If you have an Office 365 or Microsoft 365 subscription (O365 or M365), you might have noticed a new icon called "Project Moca" in Outlook Online. Here's what it is, and how you can use the project management tool.

Project Moca is Microsoft's name for something that will be called "Outlook Spaces" when officially launched to the public. It's been available in the Insider build of O365 for a little while. It's now made it to Preview, which means that Microsoft is opening up access to a lot more people to get feedback and gauge user reaction.

Normally, an app that gets this far will be previewed using its final name---Outlook Spaces, in this case. When you open the Project Moca link, you'll even be taken to https://outlook.live.com/spaces/, but for whatever reason, the company kept the "Project Moca" name.

So, what is it? Well, Project Moca is a collaboration tool for project management. It's part Planner, part Whiteboard, part Sway, and part something new. If you're wondering why Microsoft called it "Moca," it seems to be a play on "MOCHA," a project management framework.

Not everyone will have access to Project Moca. To see if you do, log into your O365/M365 account, open Outlook Online, and look at the bottom of the app bar on the left-hand side. If you have the Project Moca app, it'll be at the bottom.

The "Project Moca" icon.

When you click on the icon for the first time, you get to choose a template or select a blank canvas.

The choices for a new canvas.

Project Moca then opens the space settings, where you have to enter a name for your space, but everything else is optional.

The details of the new space.

If you enter the name of contacts who are involved in your project that you're working on as well as keywords, Moca will look for matching emails, documents, and other files in your O365 account that you can add to the canvas. Hit "Create," and your canvas will be generated.

Depending on what template you selected, you'll get different defaults on your canvas. They'll be named differently depending on the template, but whichever you choose, you'll get Kanban columns you can drag emails, documents, and tasks into.

The default Kanban columns.

These are the same as buckets that you get in Microsoft Planner.

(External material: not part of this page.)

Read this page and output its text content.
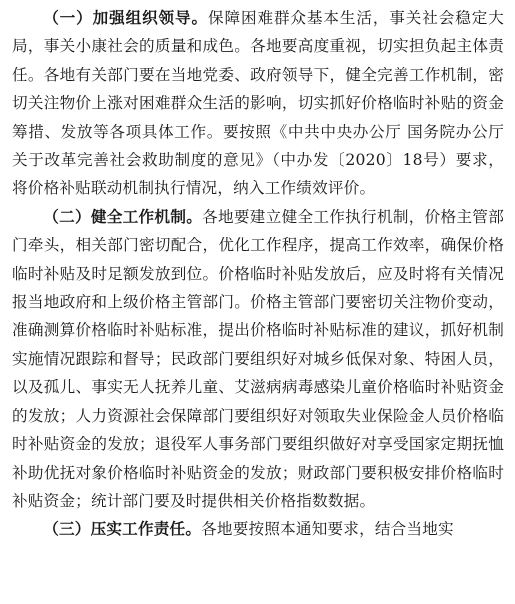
（一）加强组织领导。保障困难群众基本生活，事关社会稳定大局，事关小康社会的质量和成色。各地要高度重视，切实担负起主体责任。各地有关部门要在当地党委、政府领导下，健全完善工作机制，密切关注物价上涨对困难群众生活的影响，切实抓好价格临时补贴的资金筹措、发放等各项具体工作。要按照《中共中央办公厅 国务院办公厅关于改革完善社会救助制度的意见》（中办发〔2020〕18号）要求，将价格补贴联动机制执行情况，纳入工作绩效评价。

（二）健全工作机制。各地要建立健全工作执行机制，价格主管部门牵头，相关部门密切配合，优化工作程序，提高工作效率，确保价格临时补贴及时足额发放到位。价格临时补贴发放后，应及时将有关情况报当地政府和上级价格主管部门。价格主管部门要密切关注物价变动，准确测算价格临时补贴标准，提出价格临时补贴标准的建议，抓好机制实施情况跟踪和督导；民政部门要组织好对城乡低保对象、特困人员，以及孤儿、事实无人抚养儿童、艾滋病病毒感染儿童价格临时补贴资金的发放；人力资源社会保障部门要组织好对领取失业保险金人员价格临时补贴资金的发放；退役军人事务部门要组织做好对享受国家定期抚恤补助优抚对象价格临时补贴资金的发放；财政部门要积极安排价格临时补贴资金；统计部门要及时提供相关价格指数数据。

（三）压实工作责任。各地要按照本通知要求，结合当地实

On the right-hand side, there will be an Activity section which, if you entered contact details or keywords, will automatically be populated with emails and calendar events from your Outlook.

The messages and events that Moca finds for you.

There will be other things on the canvas depending on which template you pick, like milestones, goals, a weather app, and links to Microsoft searches on a topic.

You can add as many things as you like from the sidebar found on the left-hand side, like tasks, links, and files.

The Moca sidebar.

And, that's about it. The canvas can be as large as you like, so the number of things you can add to it seems pretty limitless (just like the Whiteboard canvas), although the focus of the app seems to be the buckets of tasks (just like Planner) surrounded by any additional information you want to add (just like Sway).

As Project Moca is still a preview at the time of writing, it's missing a lot of what might seem useful, such as collaboration and sharing tools. It's very manual, so you can set up buckets and tasks yourself, and there's no way to automatically move tasks when you change their status, nor does it give you the option to signpost a flow with things like arrows or other visual aids. Sure, you could create your own images and paste them in, but some Visio-style flowcharting options would definitely give such a wide-open and freeform tool some boundaries and direction.

There's also an unexpected lack of integration with SharePoint, Power Automate (previously Microsoft Flow), and Microsoft Forms, which are normally hooked into everything Microsoft does in 365.

However, let's stress that this is a preview, and Microsoft generally adds a lot of features onto their early applications over time. It's an interesting idea that certainly has potential, even if right now it doesn't feel ready for prime time.